Now, with a “passionate and open-minded” French chef heading up the outlet, the focus is much more on providing French cuisine in a French atmosphere, rather than merely drawing upon some elements of the country’s cuisine.
With 12 years’ experience working in French restaurants for various French chefs, new chef de cuisine Franck Detrait describes his menu as “revisited traditional”.
To explain exactly what this means — and to find out why lowering prices was an important part of the relaunch strategy — Hotelier Middle East caught the hotel’s culinary team in action.
Chef de cuisine Traiteur
What influences from your 12 years’ experience did you draw upon in creating the new menu at Traiteur?
My 12 years’ experience allows me to have a strong basis [for menu creation]. The Traiteur menu is a combination of all the French courses that I have attended, where I learnt how to prepare a variety of cuisine from diverse backgrounds.
Were there any particular ingredients that were hard to source?
I had to bring with me from France some products like the “jasmin essence” to constitute one of my main dishes, however, everything is easy to find in Dubai — it is just a question of the time it takes for delivery.
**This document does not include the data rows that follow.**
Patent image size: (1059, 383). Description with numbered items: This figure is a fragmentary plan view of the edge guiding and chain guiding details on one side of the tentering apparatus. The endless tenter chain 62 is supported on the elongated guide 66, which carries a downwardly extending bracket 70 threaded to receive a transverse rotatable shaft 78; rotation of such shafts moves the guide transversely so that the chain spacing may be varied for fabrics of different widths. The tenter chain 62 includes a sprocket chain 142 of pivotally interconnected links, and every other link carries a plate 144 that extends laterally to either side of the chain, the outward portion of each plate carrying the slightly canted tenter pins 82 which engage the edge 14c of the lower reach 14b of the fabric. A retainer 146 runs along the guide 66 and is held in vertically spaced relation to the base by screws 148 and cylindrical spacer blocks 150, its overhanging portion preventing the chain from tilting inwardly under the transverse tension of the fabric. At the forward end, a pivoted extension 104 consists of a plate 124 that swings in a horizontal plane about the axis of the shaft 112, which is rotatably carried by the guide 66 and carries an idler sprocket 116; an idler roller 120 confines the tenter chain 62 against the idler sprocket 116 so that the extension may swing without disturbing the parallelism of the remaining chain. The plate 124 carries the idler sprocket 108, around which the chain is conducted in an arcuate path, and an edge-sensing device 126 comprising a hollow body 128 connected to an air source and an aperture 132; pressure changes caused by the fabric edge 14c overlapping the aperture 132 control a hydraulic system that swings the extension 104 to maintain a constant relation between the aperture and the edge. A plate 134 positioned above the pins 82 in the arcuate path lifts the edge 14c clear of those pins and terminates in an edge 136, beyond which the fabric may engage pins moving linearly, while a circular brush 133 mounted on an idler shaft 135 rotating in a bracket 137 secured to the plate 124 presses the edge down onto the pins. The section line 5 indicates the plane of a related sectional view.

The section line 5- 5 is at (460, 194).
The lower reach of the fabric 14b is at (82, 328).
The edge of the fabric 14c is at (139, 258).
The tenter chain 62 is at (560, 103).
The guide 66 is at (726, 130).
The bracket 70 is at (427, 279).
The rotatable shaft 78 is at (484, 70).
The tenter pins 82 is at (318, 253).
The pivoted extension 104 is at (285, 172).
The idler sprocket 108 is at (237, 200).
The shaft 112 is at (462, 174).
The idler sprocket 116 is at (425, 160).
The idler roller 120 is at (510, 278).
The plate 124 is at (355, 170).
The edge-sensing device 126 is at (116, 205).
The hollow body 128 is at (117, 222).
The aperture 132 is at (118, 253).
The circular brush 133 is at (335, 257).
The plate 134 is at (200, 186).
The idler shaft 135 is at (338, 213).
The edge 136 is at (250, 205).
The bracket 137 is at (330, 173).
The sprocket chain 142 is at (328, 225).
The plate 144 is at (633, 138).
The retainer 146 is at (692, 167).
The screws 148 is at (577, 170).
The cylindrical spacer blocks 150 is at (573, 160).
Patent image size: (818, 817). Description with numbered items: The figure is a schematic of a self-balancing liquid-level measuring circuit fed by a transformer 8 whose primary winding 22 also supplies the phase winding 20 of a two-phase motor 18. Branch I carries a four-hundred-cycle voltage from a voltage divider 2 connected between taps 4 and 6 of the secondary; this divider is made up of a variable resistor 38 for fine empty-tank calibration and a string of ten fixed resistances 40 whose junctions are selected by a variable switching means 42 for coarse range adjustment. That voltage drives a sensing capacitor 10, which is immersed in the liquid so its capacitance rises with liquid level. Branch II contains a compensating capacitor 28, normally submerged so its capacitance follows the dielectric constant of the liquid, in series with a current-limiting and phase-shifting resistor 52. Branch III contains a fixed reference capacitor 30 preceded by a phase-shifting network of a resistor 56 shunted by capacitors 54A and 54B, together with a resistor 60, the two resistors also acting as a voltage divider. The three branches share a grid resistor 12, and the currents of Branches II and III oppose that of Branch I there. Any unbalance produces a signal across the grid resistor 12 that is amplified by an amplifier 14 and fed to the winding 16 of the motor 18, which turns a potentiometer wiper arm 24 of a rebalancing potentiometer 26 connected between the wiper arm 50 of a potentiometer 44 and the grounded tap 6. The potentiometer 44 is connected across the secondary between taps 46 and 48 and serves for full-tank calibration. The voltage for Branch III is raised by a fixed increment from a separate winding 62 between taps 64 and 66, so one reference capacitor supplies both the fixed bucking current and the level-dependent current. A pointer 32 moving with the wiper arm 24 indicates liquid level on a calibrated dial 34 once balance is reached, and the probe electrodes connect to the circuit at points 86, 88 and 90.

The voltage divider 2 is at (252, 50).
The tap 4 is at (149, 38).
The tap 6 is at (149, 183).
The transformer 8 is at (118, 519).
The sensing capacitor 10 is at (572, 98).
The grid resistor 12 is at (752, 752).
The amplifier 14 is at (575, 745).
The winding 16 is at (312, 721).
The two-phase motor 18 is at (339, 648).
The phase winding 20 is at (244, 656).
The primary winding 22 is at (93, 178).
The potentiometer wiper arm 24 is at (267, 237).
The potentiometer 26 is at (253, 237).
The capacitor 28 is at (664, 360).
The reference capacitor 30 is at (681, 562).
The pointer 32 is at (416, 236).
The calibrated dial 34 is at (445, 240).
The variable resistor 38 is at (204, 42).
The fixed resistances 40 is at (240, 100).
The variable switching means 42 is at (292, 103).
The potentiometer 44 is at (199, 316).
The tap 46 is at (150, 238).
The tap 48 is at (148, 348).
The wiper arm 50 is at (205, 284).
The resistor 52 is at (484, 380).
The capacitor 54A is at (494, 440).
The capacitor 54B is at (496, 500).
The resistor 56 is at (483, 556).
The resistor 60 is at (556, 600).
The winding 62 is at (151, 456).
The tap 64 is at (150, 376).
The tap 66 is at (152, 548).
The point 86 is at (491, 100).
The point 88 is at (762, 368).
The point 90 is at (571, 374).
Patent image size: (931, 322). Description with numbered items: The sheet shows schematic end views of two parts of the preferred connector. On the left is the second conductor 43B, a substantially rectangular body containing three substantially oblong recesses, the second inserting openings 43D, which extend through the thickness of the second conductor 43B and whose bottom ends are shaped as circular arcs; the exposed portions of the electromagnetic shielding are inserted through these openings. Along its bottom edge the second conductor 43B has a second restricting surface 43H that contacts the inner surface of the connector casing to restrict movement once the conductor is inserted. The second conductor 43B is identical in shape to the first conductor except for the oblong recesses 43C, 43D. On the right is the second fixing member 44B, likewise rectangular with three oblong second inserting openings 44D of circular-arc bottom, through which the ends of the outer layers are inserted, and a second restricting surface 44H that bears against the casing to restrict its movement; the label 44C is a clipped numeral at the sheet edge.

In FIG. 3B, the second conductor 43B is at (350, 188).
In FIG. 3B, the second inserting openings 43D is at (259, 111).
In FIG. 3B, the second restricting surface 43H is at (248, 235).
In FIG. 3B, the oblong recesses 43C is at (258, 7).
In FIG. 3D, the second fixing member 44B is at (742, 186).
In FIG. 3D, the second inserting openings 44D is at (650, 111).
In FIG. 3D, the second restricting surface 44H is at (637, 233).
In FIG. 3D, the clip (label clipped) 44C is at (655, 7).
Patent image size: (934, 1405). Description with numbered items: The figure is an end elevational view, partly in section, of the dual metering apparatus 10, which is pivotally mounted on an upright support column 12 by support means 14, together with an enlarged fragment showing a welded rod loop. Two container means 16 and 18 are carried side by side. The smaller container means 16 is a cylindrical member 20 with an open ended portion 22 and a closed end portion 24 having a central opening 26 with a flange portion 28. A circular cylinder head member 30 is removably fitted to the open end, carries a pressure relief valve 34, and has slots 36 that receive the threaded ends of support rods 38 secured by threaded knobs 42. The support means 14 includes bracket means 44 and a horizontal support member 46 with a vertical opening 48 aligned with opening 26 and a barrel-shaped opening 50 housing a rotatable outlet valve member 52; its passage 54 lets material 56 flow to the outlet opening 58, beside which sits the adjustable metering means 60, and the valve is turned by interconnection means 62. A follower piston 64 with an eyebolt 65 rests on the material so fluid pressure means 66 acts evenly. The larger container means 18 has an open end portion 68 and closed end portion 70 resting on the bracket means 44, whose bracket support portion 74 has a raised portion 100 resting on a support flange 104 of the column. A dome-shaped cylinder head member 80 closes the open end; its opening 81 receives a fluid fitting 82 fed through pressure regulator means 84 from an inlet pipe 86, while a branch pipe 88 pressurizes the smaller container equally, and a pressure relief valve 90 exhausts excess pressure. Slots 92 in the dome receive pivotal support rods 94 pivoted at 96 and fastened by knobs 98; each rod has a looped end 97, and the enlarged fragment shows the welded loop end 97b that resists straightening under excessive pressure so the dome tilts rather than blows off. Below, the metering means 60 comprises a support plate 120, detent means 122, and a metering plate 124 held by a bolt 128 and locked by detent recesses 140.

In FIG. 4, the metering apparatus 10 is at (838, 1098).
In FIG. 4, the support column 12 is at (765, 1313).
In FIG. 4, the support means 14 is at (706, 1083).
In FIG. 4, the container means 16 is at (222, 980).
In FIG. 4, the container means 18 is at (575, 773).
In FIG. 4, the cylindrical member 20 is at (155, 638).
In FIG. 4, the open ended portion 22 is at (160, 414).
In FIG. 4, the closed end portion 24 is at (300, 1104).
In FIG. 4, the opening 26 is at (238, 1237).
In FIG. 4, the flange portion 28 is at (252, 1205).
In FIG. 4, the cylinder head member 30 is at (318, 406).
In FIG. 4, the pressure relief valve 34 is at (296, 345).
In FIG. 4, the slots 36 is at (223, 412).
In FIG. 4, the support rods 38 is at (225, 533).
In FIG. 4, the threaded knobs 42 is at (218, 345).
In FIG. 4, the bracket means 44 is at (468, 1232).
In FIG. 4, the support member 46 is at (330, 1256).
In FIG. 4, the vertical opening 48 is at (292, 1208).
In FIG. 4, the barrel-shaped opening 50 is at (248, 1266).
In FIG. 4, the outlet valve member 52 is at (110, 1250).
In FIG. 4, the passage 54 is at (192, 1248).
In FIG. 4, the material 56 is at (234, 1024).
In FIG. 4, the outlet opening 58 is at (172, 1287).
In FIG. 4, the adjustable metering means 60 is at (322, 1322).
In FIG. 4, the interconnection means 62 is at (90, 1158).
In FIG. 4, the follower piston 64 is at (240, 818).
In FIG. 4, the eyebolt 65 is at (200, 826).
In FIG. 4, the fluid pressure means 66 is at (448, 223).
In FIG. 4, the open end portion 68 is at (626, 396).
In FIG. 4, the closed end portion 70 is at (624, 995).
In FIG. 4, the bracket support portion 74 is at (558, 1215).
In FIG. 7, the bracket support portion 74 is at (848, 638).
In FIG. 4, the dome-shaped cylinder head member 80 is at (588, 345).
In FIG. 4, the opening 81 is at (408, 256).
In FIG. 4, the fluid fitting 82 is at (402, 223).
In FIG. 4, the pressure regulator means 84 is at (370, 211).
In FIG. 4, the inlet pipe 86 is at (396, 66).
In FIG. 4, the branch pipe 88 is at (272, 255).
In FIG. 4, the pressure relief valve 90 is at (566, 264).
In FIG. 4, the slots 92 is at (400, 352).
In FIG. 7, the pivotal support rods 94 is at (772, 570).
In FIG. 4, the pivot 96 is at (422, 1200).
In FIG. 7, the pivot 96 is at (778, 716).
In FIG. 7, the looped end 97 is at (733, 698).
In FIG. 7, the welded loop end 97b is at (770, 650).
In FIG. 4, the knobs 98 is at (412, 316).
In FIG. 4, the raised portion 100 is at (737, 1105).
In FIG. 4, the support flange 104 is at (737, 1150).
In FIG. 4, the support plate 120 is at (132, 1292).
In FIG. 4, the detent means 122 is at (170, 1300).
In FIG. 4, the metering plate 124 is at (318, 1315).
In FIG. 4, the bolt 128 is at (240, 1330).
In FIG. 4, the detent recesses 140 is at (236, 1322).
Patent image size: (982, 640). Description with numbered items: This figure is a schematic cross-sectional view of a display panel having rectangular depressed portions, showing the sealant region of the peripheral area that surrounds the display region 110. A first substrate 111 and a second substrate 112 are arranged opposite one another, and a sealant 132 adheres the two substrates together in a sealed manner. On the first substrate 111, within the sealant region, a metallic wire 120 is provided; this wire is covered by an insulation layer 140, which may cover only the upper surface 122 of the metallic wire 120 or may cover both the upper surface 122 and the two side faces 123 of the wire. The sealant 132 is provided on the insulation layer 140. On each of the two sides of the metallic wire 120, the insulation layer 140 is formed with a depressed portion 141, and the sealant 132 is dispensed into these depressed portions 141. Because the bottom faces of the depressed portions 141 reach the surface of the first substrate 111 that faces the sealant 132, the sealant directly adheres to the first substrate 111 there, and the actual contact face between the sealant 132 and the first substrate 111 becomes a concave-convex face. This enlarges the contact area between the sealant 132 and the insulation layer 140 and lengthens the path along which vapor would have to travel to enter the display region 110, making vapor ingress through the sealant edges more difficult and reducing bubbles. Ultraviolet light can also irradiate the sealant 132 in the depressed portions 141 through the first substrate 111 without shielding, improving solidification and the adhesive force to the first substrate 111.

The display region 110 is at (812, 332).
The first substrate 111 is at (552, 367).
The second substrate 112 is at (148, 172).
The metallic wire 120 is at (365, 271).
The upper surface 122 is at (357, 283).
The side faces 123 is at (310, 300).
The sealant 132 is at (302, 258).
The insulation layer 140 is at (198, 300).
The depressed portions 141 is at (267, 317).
You describe your cuisine as “revisited traditional”. What does this mean?
I inspire myself through French traditional backgrounds and different sources, and then I try to mix the tastes to discover a perfect harmony between the ingredients — for example, “micuit” smoked salmon with the mango and passion fruit condiments.
And how have you translated your knowledge of French cuisine and French brasseries into creating the appropriate ambience at Traiteur?
Thanks to my background and experience, I have developed a “savoir faire” from the Parisian’s most famous places that enables me, with some facility, to reconstruct the same spirit and atmosphere at Traiteur.
This is your first role outside of France; how does working as a chef in Dubai differ from working as a chef in France?
Indeed, it is different because I deal with multicultural staff in Dubai, to whom I need to introduce the French ethics in cooking. However, I am very pleased with my team — they wish to learn from me and are very motivated by this new challenge.
How many people are there on your team and as a young chef, what is your approach to team management?
I have 12 people in my brigade from the commis to the sous chef. I have had the opportunity to manage different teams throughout my previous jobs and I applied these skills with this new adventure in Traiteur.
How would you say consumers have responded to the relaunch of Traiteur over the past month?
I have been in this position for one month and so far I have received good comments and feedback from the clients. In saying that, I am open-minded to all criticism I receive as it permits me to better satisfy the client’s needs and expectations.
Where would you like to see Traiteur in 12 months time?
Traiteur restaurant will be the place to be seen on the Dubai dining calendar. I see Traiteur as a classy and stylish restaurant with a French soul, good French cuisine and with an open kitchen that enables me to share my passion with my clients.